BERKELEY, Calif. Despite challenging economic times, the election of Barack Obama is raising optimism for increases in federal funding for basic research, said a Microsoft executive here. Proponents hope an Obama administration will help pass the America Competes Act which calls for increases in federal funding for research in physical sciences.
The U.S. needs to double its spending on basic research in physical sciences, according to Daniel A. Reed, a member of PCAST, the President's Council of Advisers on Science and Technology. Reed testified before Congress on the issue recently and spoke with EE Times at the official opening of the Berkeley Parallel Computing Lab here.
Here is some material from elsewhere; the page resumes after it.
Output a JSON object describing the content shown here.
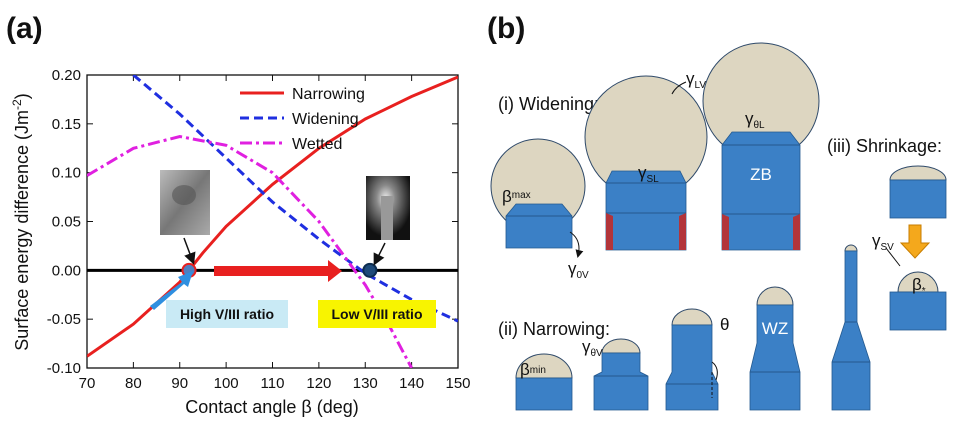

Separately, Reed said the transition to parallel programming for multicore processors marks an inflection point for the computer industry. A smorgasbord of hardware and software techniques is in the works to aid the transition, said Reed, the director of multicore and scalable computing strategy at Microsoft.
In the short term, Microsoft will roll out a functional language called F# as part of its Visual Studio tools, Reed said. The effort is the nearest to commercialization of many parallel software projects at Microsoft, he added.
In terms of hardware, Reed predicted hybrid processors will emerge during the transition. They will include a mix of a few large, out-of-order execution cores to handle existing serial code as well many small in-order cores to handle parallel tasks.